The Tea Party movement, holding its first convention this weekend, is angling to be the most revolutionary force in American politics in name and in deed, since at least the 1960s counterculture. Only this time, the political insurgents command a party of Flour Power, not flower power.

The simmering movement is the whitest phenomenon on the national scene, evident not just in the millions of Caucasians committed to its cause, but in the bedrock beliefs stirring its anti-government contempt.

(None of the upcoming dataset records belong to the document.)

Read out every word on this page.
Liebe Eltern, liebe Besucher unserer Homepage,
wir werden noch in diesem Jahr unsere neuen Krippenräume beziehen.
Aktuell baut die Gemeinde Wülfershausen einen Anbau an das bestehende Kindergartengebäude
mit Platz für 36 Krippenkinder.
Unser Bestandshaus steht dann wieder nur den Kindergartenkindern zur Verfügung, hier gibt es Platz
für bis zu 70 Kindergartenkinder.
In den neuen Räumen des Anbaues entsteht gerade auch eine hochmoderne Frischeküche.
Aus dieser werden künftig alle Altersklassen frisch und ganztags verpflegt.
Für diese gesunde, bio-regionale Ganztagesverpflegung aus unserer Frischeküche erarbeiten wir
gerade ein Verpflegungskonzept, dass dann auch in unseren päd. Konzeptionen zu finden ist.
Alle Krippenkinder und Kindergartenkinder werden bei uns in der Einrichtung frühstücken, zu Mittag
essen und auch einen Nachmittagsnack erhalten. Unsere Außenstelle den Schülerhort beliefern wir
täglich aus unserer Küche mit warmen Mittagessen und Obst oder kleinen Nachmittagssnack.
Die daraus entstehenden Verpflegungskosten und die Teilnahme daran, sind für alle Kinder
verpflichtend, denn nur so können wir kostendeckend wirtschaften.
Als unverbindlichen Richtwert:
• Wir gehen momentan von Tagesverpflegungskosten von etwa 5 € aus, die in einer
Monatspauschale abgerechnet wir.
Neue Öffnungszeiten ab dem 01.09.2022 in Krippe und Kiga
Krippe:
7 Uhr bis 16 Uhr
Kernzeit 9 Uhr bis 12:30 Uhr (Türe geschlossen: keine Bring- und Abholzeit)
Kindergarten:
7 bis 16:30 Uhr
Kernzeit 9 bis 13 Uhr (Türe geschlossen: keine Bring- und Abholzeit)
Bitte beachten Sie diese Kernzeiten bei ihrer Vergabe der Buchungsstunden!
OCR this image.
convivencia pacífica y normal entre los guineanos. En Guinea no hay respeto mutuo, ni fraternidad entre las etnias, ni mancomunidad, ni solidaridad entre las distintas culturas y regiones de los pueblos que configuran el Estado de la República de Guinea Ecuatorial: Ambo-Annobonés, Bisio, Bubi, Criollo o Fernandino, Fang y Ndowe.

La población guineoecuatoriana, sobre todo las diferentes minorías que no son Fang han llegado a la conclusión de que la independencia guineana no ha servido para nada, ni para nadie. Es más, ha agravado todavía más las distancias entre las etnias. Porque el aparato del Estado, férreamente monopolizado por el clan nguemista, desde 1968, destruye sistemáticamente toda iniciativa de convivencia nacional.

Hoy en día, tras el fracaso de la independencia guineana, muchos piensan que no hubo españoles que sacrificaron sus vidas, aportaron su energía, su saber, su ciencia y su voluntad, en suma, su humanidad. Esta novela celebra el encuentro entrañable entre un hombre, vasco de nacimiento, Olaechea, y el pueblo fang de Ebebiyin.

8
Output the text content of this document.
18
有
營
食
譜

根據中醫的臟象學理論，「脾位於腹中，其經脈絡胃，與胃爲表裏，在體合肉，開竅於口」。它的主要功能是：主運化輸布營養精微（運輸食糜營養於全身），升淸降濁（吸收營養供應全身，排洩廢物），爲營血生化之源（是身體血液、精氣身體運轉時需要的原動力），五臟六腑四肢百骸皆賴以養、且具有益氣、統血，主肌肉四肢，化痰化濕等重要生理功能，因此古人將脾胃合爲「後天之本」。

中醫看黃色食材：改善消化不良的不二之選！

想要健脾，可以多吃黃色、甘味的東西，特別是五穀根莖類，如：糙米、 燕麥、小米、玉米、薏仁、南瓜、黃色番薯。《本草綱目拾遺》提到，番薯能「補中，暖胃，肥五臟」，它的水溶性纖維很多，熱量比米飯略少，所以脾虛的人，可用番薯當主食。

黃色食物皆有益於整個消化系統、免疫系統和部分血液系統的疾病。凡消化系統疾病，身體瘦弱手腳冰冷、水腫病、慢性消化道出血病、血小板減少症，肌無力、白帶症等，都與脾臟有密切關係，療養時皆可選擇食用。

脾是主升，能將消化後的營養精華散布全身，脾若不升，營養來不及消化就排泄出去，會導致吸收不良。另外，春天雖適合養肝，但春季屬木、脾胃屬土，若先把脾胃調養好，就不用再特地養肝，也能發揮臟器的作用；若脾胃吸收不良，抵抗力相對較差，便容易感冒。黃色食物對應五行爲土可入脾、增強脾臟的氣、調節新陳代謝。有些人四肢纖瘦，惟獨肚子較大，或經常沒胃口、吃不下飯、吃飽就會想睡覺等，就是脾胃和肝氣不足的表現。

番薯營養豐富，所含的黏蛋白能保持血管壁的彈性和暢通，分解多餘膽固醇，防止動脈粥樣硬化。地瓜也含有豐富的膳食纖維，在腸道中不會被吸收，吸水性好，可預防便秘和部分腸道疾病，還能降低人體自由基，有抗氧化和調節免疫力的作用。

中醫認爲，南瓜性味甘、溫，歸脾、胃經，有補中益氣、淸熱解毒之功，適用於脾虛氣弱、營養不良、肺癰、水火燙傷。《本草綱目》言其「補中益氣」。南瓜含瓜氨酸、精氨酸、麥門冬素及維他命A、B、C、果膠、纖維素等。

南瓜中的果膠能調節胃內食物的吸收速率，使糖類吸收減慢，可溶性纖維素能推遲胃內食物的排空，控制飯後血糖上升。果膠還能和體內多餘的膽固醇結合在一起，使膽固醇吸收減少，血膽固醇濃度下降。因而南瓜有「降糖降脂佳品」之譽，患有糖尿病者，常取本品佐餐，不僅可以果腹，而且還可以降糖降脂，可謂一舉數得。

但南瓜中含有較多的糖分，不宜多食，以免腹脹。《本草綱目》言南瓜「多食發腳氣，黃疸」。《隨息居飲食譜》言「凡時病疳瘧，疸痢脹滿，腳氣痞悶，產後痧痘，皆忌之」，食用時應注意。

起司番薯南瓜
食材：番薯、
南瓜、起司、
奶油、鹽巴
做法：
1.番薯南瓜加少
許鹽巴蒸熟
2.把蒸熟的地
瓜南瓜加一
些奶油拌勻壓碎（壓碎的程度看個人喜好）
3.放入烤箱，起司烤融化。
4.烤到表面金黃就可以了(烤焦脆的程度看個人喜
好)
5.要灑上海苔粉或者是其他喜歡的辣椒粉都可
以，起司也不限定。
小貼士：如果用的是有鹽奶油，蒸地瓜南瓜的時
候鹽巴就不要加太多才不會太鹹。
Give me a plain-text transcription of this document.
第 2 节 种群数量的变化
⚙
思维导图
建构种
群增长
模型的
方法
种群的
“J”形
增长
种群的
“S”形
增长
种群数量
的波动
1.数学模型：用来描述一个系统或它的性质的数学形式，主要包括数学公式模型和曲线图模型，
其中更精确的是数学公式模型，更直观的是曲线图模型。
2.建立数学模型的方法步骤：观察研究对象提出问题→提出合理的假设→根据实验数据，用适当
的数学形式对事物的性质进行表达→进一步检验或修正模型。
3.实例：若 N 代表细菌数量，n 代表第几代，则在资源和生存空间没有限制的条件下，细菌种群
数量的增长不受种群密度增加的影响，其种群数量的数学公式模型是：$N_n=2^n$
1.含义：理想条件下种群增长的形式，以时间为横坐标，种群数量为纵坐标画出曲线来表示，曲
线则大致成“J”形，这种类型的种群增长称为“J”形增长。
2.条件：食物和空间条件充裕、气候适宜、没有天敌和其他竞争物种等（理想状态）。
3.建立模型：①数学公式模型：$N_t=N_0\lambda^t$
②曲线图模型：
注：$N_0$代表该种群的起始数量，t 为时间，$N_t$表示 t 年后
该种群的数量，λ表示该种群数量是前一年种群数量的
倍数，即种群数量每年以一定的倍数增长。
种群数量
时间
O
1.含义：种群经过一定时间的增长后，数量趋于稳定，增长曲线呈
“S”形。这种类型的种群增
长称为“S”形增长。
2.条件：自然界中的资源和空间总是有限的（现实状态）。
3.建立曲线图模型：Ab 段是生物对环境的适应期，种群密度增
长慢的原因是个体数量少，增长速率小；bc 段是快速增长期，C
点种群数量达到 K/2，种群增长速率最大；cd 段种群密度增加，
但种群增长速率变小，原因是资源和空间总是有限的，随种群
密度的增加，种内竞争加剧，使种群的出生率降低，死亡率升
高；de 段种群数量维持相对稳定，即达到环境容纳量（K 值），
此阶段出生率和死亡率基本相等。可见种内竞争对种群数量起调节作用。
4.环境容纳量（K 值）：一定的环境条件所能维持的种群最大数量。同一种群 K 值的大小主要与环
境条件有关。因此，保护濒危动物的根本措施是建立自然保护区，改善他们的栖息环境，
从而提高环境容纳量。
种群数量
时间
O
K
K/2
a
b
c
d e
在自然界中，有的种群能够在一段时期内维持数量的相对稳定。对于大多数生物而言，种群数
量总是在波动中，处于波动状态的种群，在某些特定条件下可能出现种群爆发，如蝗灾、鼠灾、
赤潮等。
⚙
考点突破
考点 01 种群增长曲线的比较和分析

How fitting, therefore, that Sarah Palin keynote the movement’s first organized confab. Neglected in all the fevered conversation around the movement’s meteoric rise, and Palin’s selection, is any useful reflection on what the cause and this figurehead stand for: white racial resentment. Packed beneath her beehive is a spitfire brew of optimistic, yet aggrieved whiteness. Palin embodies a bizarre, sometimes alluring, combination of triumph and complaint that many Caucasian Tea Partiers identify with through and through.

Deciphering the racial codes on the movement’s ubiquitous placards does not require a doctorate in semiotics. One popular sign shows the president’s face and a caption: “Undocumented worker.” Another combines Obama’s image with this caption: “The Zoo Has an African Lion and the White House Has a Lyin’ African!”

Aside from the festive, ad hominem attacks against President Obama, the Tea Party’s leaders and its rank-and-file rarely mention race in debate, instead tucking it just under the surface of “nonracial” issues like health care reform, public spending, immigration, and pointedly, taxes.